According to the non-profit organization, women, especially those of visible minorities or from communities of color or lower-income households, have disproportionately felt the economic, social and health-related impacts of the public health crisis, have borne the brunt of harmful tax practices and policies such as tax dodging and regressive tax cuts and have been left behind even while certain economic segments have bounced back.

The lost tax revenues in developed countries have redirected government resources away from public services aiming to support women, and in poorer countries, such can spell out the difference between life or death for millions of women, the non-profit organization said.

According to the Global Alliance for Tax Justice, women comprise around 70 per cent of healthcare workers, which leaves them open to higher risks of infection, have a greater likelihood of losing their employment, face greater risks of domestic violence and shoulder most of the burden of caring for children following the closures of schools and childcare centres.

The non-profit organization listed priorities to advance gender equality, which include eliminating regressive tax loopholes and expenditures, addressing the issues of tax havens and extreme wealth concentration and improving the way the tax system works for women through enabling automatic tax filing for low-income Canadians, which will in turn allow women to access benefits like the Canada Child Benefit.

The non-profit organization intends to join the Global Days of Action campaign, which will run from Mar. 15 to 21 to coincide with the 65th Session of the United Nations Commission on the Status of Women and the International Monetary Fund/World Bank virtual Civil Society Policy Forum. The campaign will urge governments worldwide to work toward broad and progressive tax reforms promoting gender equality.

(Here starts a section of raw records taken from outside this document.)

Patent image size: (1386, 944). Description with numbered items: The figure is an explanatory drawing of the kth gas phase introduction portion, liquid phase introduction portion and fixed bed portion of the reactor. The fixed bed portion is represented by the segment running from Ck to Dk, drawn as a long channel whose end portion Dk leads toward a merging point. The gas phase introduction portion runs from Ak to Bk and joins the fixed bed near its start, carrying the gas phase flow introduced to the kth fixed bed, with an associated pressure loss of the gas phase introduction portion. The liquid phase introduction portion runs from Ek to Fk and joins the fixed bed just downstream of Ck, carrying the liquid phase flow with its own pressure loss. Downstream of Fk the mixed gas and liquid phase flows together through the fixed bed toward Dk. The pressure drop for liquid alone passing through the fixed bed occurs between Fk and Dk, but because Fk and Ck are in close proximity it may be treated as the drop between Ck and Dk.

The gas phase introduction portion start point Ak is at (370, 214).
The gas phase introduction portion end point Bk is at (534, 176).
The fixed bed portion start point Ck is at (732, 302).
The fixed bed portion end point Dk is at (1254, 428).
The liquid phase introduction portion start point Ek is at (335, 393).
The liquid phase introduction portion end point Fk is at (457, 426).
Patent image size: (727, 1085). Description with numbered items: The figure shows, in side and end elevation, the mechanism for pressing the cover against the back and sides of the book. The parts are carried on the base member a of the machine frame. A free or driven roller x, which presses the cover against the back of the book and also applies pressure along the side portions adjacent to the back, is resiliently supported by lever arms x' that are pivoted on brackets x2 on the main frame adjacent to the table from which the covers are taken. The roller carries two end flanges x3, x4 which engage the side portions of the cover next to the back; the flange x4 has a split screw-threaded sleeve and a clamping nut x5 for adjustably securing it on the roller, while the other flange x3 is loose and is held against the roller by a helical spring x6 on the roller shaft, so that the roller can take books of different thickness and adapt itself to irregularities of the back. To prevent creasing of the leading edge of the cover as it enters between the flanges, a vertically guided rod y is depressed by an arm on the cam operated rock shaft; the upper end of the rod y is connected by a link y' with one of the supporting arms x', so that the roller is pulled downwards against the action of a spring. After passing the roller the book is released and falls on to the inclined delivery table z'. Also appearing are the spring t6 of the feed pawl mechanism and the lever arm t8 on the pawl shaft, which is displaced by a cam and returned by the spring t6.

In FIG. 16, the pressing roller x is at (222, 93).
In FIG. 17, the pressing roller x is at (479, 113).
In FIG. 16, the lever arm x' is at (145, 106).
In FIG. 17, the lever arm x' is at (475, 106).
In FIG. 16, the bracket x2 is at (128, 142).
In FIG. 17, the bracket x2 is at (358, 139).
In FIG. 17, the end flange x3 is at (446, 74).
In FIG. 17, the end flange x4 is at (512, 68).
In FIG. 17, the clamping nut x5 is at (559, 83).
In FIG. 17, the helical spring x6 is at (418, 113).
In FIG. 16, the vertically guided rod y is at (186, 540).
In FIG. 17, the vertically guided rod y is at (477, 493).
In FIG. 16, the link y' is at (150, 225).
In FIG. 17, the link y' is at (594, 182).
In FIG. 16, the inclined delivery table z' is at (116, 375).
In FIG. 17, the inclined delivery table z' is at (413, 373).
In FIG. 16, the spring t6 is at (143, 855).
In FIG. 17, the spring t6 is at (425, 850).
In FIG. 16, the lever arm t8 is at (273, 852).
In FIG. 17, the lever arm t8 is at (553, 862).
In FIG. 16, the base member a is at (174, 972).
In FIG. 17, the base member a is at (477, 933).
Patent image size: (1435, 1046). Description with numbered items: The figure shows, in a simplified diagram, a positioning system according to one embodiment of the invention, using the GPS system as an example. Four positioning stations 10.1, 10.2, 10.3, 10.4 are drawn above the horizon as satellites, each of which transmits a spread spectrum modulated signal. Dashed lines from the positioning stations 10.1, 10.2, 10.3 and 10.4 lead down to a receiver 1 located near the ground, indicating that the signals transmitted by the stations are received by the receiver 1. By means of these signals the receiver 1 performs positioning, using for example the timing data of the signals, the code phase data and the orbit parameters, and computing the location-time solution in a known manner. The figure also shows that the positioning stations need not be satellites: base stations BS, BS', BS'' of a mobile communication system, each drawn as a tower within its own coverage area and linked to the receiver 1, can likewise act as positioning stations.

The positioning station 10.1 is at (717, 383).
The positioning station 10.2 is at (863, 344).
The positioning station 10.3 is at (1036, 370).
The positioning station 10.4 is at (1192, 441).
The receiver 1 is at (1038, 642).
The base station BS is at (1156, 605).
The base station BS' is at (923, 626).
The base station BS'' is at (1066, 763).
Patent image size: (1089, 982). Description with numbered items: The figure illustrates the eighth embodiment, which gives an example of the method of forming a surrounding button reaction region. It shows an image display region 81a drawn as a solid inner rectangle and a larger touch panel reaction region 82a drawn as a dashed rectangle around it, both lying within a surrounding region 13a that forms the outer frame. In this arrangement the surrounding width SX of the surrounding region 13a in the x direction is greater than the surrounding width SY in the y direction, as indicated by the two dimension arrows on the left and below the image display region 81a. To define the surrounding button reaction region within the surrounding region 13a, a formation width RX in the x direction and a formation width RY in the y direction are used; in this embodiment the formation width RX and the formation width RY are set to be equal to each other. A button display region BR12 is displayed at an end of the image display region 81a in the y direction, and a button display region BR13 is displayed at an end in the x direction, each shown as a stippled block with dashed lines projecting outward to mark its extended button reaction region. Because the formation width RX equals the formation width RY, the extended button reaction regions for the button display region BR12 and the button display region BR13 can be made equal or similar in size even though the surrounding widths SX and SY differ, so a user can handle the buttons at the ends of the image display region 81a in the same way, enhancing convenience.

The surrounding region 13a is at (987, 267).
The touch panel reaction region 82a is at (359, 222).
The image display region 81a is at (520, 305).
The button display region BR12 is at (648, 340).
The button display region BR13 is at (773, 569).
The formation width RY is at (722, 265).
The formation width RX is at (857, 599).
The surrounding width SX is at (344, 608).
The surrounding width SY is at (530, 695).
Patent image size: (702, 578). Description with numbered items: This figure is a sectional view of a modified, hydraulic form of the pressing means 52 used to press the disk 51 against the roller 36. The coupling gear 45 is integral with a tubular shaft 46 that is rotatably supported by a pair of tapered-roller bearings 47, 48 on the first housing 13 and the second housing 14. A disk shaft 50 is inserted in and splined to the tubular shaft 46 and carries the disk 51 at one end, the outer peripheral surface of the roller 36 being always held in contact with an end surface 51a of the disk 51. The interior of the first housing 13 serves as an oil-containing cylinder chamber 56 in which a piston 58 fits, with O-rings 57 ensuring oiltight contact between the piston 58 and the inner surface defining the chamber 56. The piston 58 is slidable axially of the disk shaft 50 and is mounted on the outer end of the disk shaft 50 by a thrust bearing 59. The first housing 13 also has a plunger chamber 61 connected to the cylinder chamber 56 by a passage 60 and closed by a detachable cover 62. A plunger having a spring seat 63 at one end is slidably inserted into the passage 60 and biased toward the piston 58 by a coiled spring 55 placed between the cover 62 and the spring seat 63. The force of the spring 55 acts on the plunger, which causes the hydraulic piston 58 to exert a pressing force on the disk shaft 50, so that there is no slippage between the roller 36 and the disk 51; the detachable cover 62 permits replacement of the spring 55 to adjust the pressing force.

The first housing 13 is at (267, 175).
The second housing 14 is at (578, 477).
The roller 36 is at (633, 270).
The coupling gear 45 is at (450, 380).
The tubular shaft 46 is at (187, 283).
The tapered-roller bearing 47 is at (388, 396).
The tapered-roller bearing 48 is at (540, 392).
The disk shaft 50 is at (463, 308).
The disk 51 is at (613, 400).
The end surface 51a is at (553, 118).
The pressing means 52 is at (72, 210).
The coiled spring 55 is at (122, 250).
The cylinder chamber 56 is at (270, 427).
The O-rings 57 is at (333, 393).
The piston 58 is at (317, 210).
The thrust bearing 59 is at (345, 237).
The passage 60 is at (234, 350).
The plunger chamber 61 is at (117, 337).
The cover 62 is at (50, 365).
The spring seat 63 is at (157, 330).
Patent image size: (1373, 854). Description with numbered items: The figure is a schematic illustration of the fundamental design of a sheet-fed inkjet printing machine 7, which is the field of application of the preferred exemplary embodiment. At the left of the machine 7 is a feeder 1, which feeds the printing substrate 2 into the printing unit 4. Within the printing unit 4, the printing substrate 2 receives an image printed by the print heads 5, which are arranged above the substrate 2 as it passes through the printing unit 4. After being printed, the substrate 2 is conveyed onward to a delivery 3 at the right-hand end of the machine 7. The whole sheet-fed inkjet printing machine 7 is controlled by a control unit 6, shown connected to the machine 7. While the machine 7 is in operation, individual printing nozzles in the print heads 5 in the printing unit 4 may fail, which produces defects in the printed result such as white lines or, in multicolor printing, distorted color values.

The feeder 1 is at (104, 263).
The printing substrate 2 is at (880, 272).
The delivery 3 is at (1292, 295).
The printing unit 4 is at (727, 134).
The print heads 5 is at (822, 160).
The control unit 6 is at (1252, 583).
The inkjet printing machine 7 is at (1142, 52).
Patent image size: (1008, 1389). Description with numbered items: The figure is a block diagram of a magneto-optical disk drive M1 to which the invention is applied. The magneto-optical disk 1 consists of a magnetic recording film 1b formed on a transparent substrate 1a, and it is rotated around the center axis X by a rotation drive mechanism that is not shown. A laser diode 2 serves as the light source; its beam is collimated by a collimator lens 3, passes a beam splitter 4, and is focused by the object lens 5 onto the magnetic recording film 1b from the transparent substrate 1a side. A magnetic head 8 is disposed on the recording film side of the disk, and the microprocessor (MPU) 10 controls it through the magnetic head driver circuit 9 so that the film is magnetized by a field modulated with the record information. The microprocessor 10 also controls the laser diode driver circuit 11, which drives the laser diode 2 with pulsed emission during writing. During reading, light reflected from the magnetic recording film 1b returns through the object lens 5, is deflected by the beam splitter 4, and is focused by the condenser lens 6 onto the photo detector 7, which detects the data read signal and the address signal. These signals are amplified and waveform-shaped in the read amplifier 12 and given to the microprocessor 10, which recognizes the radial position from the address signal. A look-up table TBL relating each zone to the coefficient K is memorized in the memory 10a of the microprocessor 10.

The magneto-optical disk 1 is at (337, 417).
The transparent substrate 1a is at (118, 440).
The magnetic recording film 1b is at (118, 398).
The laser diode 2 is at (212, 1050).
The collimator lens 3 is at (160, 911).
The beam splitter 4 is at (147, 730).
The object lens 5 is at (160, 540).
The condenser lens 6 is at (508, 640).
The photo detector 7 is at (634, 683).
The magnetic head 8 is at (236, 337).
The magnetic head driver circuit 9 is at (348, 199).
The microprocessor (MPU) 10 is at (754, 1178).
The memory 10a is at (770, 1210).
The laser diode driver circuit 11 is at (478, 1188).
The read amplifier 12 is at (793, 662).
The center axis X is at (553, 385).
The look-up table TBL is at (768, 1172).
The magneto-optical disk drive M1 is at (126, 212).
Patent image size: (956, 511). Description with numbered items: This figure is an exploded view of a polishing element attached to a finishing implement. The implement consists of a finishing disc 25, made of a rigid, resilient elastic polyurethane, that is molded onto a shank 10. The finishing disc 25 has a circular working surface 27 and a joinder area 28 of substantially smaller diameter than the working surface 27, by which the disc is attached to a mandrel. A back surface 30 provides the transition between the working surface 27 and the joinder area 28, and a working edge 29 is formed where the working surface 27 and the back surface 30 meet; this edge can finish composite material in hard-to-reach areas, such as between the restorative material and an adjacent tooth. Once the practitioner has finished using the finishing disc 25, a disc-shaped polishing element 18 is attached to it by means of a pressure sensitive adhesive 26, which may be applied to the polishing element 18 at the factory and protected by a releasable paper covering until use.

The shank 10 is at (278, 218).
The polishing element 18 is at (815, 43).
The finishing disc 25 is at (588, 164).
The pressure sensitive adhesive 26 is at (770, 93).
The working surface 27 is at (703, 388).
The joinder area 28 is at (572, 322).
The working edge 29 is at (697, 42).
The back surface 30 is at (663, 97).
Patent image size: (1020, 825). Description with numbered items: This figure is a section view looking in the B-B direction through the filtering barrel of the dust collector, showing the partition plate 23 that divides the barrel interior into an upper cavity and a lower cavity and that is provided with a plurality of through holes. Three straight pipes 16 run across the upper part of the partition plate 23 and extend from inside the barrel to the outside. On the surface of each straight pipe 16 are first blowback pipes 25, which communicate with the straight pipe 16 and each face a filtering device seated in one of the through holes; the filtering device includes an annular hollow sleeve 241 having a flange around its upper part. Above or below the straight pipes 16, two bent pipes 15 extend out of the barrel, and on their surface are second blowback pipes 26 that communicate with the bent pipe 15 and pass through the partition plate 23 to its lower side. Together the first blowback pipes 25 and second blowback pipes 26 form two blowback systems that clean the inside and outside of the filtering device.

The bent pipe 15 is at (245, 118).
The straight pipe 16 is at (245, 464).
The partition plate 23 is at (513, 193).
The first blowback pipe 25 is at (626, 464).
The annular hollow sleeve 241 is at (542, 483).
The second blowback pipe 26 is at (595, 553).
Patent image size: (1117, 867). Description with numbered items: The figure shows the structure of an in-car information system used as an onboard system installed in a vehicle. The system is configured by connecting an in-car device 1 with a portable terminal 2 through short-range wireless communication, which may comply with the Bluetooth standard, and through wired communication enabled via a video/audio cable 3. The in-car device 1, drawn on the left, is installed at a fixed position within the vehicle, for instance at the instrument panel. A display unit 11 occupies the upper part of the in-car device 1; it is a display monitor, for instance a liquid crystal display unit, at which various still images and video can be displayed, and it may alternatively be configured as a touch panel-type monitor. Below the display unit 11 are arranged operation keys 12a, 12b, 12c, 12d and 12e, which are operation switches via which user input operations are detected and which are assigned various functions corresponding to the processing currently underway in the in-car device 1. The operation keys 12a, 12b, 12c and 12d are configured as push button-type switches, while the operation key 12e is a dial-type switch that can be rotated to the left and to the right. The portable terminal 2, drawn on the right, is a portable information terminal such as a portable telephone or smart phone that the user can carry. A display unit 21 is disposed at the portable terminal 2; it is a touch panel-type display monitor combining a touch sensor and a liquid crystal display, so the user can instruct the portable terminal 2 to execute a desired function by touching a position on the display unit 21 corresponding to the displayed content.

“It’s no coincidence that while hundreds of thousands of women lost work in the pandemic, Canada’s exclusively male club of top billionaires grew their wealth by $53 billion,” said Toby Sanger, economist and director of Canadians for Tax Fairness, in the media release. “We’re hoping Canada’s first female Finance Minister will introduce a truly feminist budget this year that doesn’t hold back and plugs the sexist holes in our tax system that enable the most fortunate to avoid paying their fair share.”

“To ensure a more inclusive economic recovery, this year’s federal budget must prioritize strengthening public services for women, including making significant investments in a national childcare framework,” said Erika Beauchesne, the non-profit organization’s communications coordinator, in the media release.